Brilliance and beauty from Bird
Andrew Bird had a dream about flipping through a French cookbook and finding a recipe for sweetbreads, so he wrote a song about the implications of eating brains. Because Bird is a poet and a science geek and an elegant tunesmith, out came the beautiful and horrifying number that kicked off his concert in Boston Friday.
“I could taste what you were thinking/ That’s the taste of neurons blinking,’’ he sang, peppering his observations with otherworldly whistling and washes of lush, looped violin. For a growing slice of the alt-pop nation, Bird is the total package: a conservatory-trained musician with a slurry croon, a gentle soul, skewed, literate wit, and Beatlesesque mastery of melody. He’s become so deft with his looping machines he might have performed the entire two-hour set on his own. In fact Bird, who for all his gifts isn’t inclined to grandstand, offered just one solo marvel: sinuous, treacherous “Why?’’ where he strummed the vamp and plucked the heartstrings, layering parts like stacking vertebrae until he had built the spine of a song.
The rest of the time Bird (who also played guitar and xylophone) was accompanied by a three-piece band that included the terrific drummer and electronic musician Martin Dosh, as well as his stellar opening act, the Southwestern band Calexico, whose members swelled the onstage ranks to 11 and turned the meditative (“Scythian Empires’’) and the lilting (“Tables and Chairs’’) into “jamborees.’’
That last word came from Bird, a soft-spoken man whose introductions were short but illuminating. For example, before he played “Oh No’’ and “Effigy’’: “The next two songs are about antisocial tendencies.
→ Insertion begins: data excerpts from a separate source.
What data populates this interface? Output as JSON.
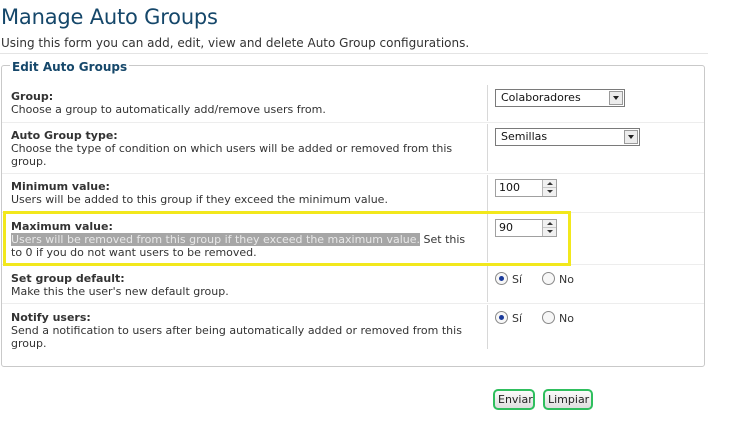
{
  "page": {
    "title": "Manage Auto Groups",
    "description": "Using this form you can add, edit, view and delete Auto Group configurations."
  },
  "fieldset": {
    "legend": "Edit Auto Groups"
  },
  "fields": {
    "group": {
      "label": "Group:",
      "description": "Choose a group to automatically add/remove users from.",
      "value": "Colaboradores"
    },
    "type": {
      "label": "Auto Group type:",
      "description": "Choose the type of condition on which users will be added or removed from this group.",
      "value": "Semillas"
    },
    "minimum": {
      "label": "Minimum value:",
      "description": "Users will be added to this group if they exceed the minimum value.",
      "value": "100"
    },
    "maximum": {
      "label": "Maximum value:",
      "description_selected": "Users will be removed from this group if they exceed the maximum value.",
      "description_rest_1": " Set this",
      "description_rest_2": "to 0 if you do not want users to be removed.",
      "value": "90"
    },
    "default": {
      "label": "Set group default:",
      "description": "Make this the user's new default group.",
      "yes_label": "Sí",
      "no_label": "No",
      "selected": "yes"
    },
    "notify": {
      "label": "Notify users:",
      "description": "Send a notification to users after being automatically added or removed from this group.",
      "yes_label": "Sí",
      "no_label": "No",
      "selected": "yes"
    }
  },
  "actions": {
    "submit_label": "Enviar",
    "reset_label": "Limpiar"
  },
  "colors": {
    "title": "#15476a",
    "highlight": "#f2e81c",
    "button_border": "#2fbf5e"
  }
}
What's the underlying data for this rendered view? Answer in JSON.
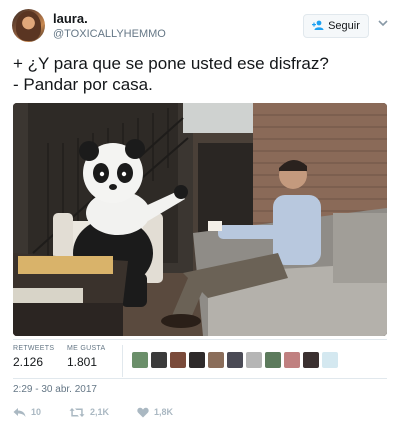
{
  "user": {
    "name": "laura.",
    "handle": "@TOXICALLYHEMMO"
  },
  "follow_button": {
    "label": "Seguir",
    "icon": "add-user-icon"
  },
  "tweet": {
    "lines": [
      "+ ¿Y para que se pone usted ese disfraz?",
      "- Pandar por casa."
    ]
  },
  "stats": {
    "retweets_label": "RETWEETS",
    "retweets_value": "2.126",
    "likes_label": "ME GUSTA",
    "likes_value": "1.801",
    "liker_colors": [
      "#6b8f6a",
      "#3b3b3b",
      "#7a4a3a",
      "#2e2a2a",
      "#8a6d5a",
      "#4a4a55",
      "#b5b5b5",
      "#5c7a5c",
      "#c08080",
      "#3a3030",
      "#d4e8f0"
    ]
  },
  "timestamp": "2:29 - 30 abr. 2017",
  "actions": {
    "reply": "10",
    "retweet": "2,1K",
    "like": "1,8K"
  },
  "colors": {
    "accent": "#1da1f2",
    "muted": "#657786",
    "icon": "#aab8c2"
  }
}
They used to be the same song.’’ It’s easy to imagine him in his rural Illinois laboratory - OK, it’s a farm - unraveling themes and dissecting moods, emerging pale and scrawny into the blinding daylight with a jubilant pop-rocker and a country shuffle in his arms.
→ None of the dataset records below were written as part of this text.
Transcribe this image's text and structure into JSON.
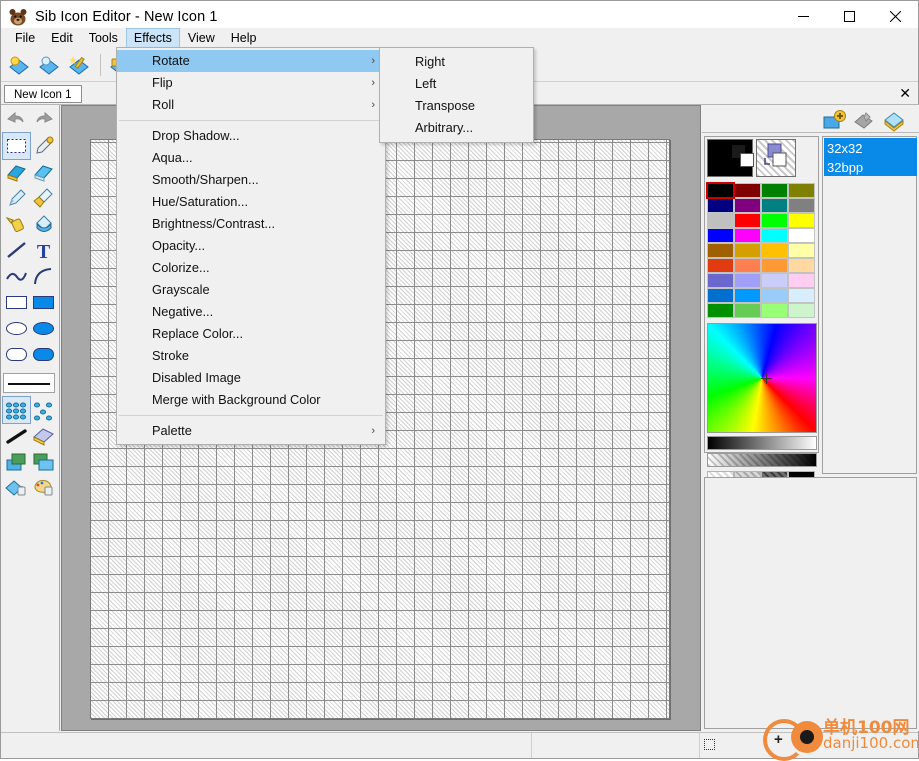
{
  "window": {
    "title": "Sib Icon Editor - New Icon 1",
    "app_icon": "bear-icon",
    "minimize": "—",
    "maximize": "☐",
    "close": "✕"
  },
  "menubar": {
    "items": [
      {
        "label": "File",
        "active": false
      },
      {
        "label": "Edit",
        "active": false
      },
      {
        "label": "Tools",
        "active": false
      },
      {
        "label": "Effects",
        "active": true
      },
      {
        "label": "View",
        "active": false
      },
      {
        "label": "Help",
        "active": false
      }
    ]
  },
  "toolbar": {
    "buttons": [
      {
        "name": "new-icon-button",
        "glyph": "✦"
      },
      {
        "name": "open-icon-button",
        "glyph": "◆"
      },
      {
        "name": "effects-wizard-button",
        "glyph": "✨"
      },
      {
        "name": "save-button",
        "glyph": "▣"
      }
    ],
    "combo_value": "",
    "combo_arrow": "⌄"
  },
  "tabs": {
    "items": [
      {
        "label": "New Icon 1",
        "active": true
      }
    ],
    "close_label": "✕"
  },
  "tools": {
    "undo_label": "↶",
    "redo_label": "↷",
    "items": [
      {
        "name": "select-rectangle-tool"
      },
      {
        "name": "color-picker-tool"
      },
      {
        "name": "eraser-tool"
      },
      {
        "name": "eraser-transparent-tool"
      },
      {
        "name": "pencil-tool"
      },
      {
        "name": "brush-tool"
      },
      {
        "name": "airbrush-tool"
      },
      {
        "name": "paint-bucket-tool"
      },
      {
        "name": "line-tool"
      },
      {
        "name": "text-tool"
      },
      {
        "name": "curve-tool"
      },
      {
        "name": "arc-tool"
      },
      {
        "name": "rectangle-outline-tool"
      },
      {
        "name": "rectangle-filled-tool"
      },
      {
        "name": "ellipse-outline-tool"
      },
      {
        "name": "ellipse-filled-tool"
      },
      {
        "name": "rounded-rect-outline-tool"
      },
      {
        "name": "rounded-rect-filled-tool"
      },
      {
        "name": "gradient-tool"
      },
      {
        "name": "scatter-tool"
      },
      {
        "name": "smudge-tool"
      },
      {
        "name": "sharpen-tool"
      },
      {
        "name": "layer-merge-tool"
      },
      {
        "name": "layer-copy-tool"
      },
      {
        "name": "lock-transparency-tool"
      },
      {
        "name": "lock-palette-tool"
      }
    ]
  },
  "canvas": {
    "size_label": "32x32",
    "grid_visible": true
  },
  "right_panel": {
    "toolbar_buttons": [
      {
        "name": "add-image-button"
      },
      {
        "name": "delete-image-button"
      },
      {
        "name": "image-properties-button"
      }
    ],
    "foreground_color": "#000000",
    "background_color": "transparent",
    "selected_swatch_index": 0,
    "palette_rows": [
      [
        "#000000",
        "#800000",
        "#008000",
        "#808000"
      ],
      [
        "#000080",
        "#800080",
        "#008080",
        "#808080"
      ],
      [
        "#c0c0c0",
        "#ff0000",
        "#00ff00",
        "#ffff00"
      ],
      [
        "#0000ff",
        "#ff00ff",
        "#00ffff",
        "#ffffff"
      ],
      [
        "#a06000",
        "#d4a000",
        "#ffc000",
        "#ffffa8"
      ],
      [
        "#e03c10",
        "#ff7f50",
        "#ff9933",
        "#ffd9a0"
      ],
      [
        "#6a68cc",
        "#a0a0f8",
        "#ccccf8",
        "#ffccf2"
      ],
      [
        "#0070d0",
        "#0099ff",
        "#99ccf8",
        "#d8eeff"
      ],
      [
        "#009000",
        "#66cc55",
        "#99ff77",
        "#ccf5cc"
      ]
    ],
    "alpha_swatches": [
      "#ffffff",
      "#b9b9b9",
      "#5c5c5c",
      "#000000"
    ],
    "layers": [
      {
        "size": "32x32",
        "depth": "32bpp",
        "selected": true
      }
    ]
  },
  "menus": {
    "effects": {
      "items": [
        {
          "label": "Rotate",
          "submenu": true,
          "highlighted": true,
          "arrow": "›"
        },
        {
          "label": "Flip",
          "submenu": true,
          "highlighted": false,
          "arrow": "›"
        },
        {
          "label": "Roll",
          "submenu": true,
          "highlighted": false,
          "arrow": "›"
        },
        {
          "separator": true
        },
        {
          "label": "Drop Shadow...",
          "submenu": false,
          "highlighted": false
        },
        {
          "label": "Aqua...",
          "submenu": false,
          "highlighted": false
        },
        {
          "label": "Smooth/Sharpen...",
          "submenu": false,
          "highlighted": false
        },
        {
          "label": "Hue/Saturation...",
          "submenu": false,
          "highlighted": false
        },
        {
          "label": "Brightness/Contrast...",
          "submenu": false,
          "highlighted": false
        },
        {
          "label": "Opacity...",
          "submenu": false,
          "highlighted": false
        },
        {
          "label": "Colorize...",
          "submenu": false,
          "highlighted": false
        },
        {
          "label": "Grayscale",
          "submenu": false,
          "highlighted": false
        },
        {
          "label": "Negative...",
          "submenu": false,
          "highlighted": false
        },
        {
          "label": "Replace Color...",
          "submenu": false,
          "highlighted": false
        },
        {
          "label": "Stroke",
          "submenu": false,
          "highlighted": false
        },
        {
          "label": "Disabled Image",
          "submenu": false,
          "highlighted": false
        },
        {
          "label": "Merge with Background Color",
          "submenu": false,
          "highlighted": false
        },
        {
          "separator": true
        },
        {
          "label": "Palette",
          "submenu": true,
          "highlighted": false,
          "arrow": "›"
        }
      ]
    },
    "rotate_submenu": {
      "items": [
        {
          "label": "Right"
        },
        {
          "label": "Left"
        },
        {
          "label": "Transpose"
        },
        {
          "label": "Arbitrary..."
        }
      ]
    }
  },
  "watermark": {
    "chinese": "单机100网",
    "domain": "danji100.com"
  }
}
They’re both on “Noble Beast,’’ Bird’s fifth and newest album, a sublime disc that puts the meticulous loner in touch with his fondness for grandeur. From time to time during the show, on a blissed-out tune like “Fitz and the Dizzyspells’’ or impossibly intricate “Anonanimal,’’ Bird would swing his bow or his mallet in figure eights above his head, pulling the pieces together like a brilliant, wayward conductor.